What is a Common Ground?

"Common ground" is a term used in electrical systems to describe a reference point for the voltage potential in a circuit. In simple terms, it is a shared connection between two or more electrical components that allows them to operate together in a coordinated way.
In an electrical circuit, there are typically two wires: a "hot" wire that carries electrical current and a "neutral" wire that completes the circuit. The "ground" wire provides an additional path for electrical current to flow back to the source, such as a power outlet or battery, in the event of a fault or short circuit.

Different power supplies have different ground levels. This means that the potential of their ground levels is not equal. Their grounds are floating. This might cause problems when a 0-10 Volt control signal (e.g. coming from a sensor or controller) must be connected to another device (e.g. fan speed controller to define the requested fan speed). If the ground terminals of both devices are not connected, fan speed might vary at random due to the floating grounds of both devices.
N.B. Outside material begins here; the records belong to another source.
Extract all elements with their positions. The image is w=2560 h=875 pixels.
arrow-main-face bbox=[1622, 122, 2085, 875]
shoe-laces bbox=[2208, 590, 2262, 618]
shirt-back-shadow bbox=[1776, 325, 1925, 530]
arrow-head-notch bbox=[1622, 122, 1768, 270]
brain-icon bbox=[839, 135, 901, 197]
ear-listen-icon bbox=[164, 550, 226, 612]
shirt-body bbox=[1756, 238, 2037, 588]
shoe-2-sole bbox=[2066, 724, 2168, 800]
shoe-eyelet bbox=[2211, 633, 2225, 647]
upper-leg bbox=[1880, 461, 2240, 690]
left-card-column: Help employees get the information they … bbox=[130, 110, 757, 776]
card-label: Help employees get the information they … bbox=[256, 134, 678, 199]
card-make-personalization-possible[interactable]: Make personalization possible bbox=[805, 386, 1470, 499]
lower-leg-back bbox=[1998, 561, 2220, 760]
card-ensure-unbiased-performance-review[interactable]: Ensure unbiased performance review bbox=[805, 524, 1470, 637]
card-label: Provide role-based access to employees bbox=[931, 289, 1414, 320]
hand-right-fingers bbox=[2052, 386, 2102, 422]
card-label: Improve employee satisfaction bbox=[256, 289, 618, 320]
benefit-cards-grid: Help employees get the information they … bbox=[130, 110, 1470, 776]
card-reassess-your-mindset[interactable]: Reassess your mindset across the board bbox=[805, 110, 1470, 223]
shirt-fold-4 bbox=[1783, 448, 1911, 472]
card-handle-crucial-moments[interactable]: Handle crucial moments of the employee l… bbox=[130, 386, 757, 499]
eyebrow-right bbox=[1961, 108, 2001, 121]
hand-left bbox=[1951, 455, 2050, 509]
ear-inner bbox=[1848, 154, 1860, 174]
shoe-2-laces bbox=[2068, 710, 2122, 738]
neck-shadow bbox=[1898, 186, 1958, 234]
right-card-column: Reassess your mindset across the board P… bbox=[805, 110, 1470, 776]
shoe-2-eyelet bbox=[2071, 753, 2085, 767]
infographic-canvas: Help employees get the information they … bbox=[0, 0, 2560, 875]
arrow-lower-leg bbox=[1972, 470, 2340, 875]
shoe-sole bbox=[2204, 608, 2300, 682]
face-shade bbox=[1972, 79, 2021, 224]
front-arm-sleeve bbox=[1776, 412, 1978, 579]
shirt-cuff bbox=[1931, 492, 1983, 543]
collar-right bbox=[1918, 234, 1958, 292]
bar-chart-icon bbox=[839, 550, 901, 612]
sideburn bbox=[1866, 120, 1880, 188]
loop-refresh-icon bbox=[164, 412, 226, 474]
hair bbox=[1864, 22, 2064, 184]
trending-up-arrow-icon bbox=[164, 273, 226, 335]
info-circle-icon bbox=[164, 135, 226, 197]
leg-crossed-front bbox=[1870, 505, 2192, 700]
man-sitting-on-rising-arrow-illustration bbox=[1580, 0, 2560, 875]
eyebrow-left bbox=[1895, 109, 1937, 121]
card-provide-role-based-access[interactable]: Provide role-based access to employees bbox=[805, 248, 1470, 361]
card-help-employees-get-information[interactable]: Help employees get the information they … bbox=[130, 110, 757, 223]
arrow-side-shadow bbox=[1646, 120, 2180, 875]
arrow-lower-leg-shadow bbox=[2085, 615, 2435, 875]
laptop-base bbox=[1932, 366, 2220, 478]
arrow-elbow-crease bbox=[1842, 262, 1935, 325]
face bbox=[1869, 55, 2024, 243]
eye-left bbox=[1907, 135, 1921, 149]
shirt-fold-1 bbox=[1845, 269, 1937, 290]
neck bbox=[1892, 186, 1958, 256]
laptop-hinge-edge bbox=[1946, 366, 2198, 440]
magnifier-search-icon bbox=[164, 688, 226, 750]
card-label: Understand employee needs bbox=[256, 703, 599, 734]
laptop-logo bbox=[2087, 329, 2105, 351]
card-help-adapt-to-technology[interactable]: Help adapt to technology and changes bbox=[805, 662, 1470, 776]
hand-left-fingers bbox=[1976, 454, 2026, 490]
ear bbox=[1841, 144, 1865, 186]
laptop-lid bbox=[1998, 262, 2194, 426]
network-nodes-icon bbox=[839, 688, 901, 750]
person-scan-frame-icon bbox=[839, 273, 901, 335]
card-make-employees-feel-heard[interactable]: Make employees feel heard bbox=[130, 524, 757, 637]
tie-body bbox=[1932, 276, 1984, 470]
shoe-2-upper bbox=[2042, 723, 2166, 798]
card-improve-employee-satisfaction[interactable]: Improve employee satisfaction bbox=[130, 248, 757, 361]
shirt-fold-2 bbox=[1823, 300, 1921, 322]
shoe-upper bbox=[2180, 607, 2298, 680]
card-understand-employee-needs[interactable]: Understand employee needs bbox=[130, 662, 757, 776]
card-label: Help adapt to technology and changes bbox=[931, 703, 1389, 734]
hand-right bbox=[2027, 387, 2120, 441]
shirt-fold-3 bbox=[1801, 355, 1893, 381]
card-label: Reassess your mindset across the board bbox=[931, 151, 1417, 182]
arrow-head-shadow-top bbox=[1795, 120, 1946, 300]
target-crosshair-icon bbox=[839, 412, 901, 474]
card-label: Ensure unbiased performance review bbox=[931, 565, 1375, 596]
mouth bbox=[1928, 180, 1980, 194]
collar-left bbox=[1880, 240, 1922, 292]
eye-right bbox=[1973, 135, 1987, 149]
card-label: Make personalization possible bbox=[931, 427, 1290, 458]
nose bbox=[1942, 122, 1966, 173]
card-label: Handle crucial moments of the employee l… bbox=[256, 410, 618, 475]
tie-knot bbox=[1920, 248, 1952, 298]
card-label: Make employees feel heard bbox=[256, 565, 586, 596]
To avoid this, a common zero level must be created to correctly compare all signals. To do so, connect the ground terminals of both devices. This will create a common ground level. It will avoid floating of both grounds.
A common ground refers to a single point in the circuit where multiple components, such as switches, lights, and appliances, are connected. This point is typically the ground wire, which is connected to the earth or a grounding rod for safety reasons.
Having a common ground ensures that all components in the circuit share the same voltage reference point, which is important for proper operation and safety. If different components in the circuit have different voltage potentials, it can cause issues such as incorrect readings, interference, or even damage to the components.
In summary, a common ground is a shared reference point for the voltage potential in an electrical circuit, which allows multiple components to operate together safely and efficiently.